Y, de pronto, pienso en qué coño estoy haciendo. ¿Qué pasará cuando me cojan? Intento imaginarme la situación. Quizá me golpeen el cráneo con saña, me esposen y me arrojen a un calabozo a la espera del juicio. No quiero ir a la cárcel, vete a saber qué clase de barbaridades ocurren allí. O tal vez los Cuerpos y Fuerzas de Seguridad del Estado me cosan a balazos a la mínima oportunidad. La angustia me antenaza la garganta. Siento como si mi estómago se hubiese comprimido sobre sí mismo hasta reducirse al tamaño y textura de una uva pasa.
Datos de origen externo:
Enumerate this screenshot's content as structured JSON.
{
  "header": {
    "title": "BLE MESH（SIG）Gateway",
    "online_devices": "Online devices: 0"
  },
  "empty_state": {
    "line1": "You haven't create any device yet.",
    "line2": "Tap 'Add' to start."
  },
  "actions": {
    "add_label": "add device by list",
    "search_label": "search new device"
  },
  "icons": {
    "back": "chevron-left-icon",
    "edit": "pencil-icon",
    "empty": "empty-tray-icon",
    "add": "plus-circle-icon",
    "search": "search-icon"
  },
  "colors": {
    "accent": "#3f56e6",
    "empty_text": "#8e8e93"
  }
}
Un buen amigo, compañero de clase además, ocupa el asiento que tengo delante. No lo había visto hasta ahora. Se encarama al respaldo e intenta darme ánimos. Me dice que tampoco conlleva una pena judicial tan alta el hecho de secuestrar un autocar. Pero no sólo es el secuestro lo que me preocupa... En la huída que emprendí para llegar al autocar he disparado contra varios policías y civiles. Cristales rotos, ¿recuerdas? Joder, ahora me acuerdo perfectamente. Es probable, bueno, en realidad es casi seguro que alguno haya muerto.
Me siento enfermo. ¿Soy un puto asesino? ¿Por qué disparé tan alegremente antes? ¿Era yo quien disparaba? "La cabeza no deja de girar". No pasa nada, debo de estar soñando y, en los sueños, todos los errores que se cometen se enmiendan al abrir los ojos. Un momento, ¿seguro que esto es un sueño?

Y justo entonces me despierto.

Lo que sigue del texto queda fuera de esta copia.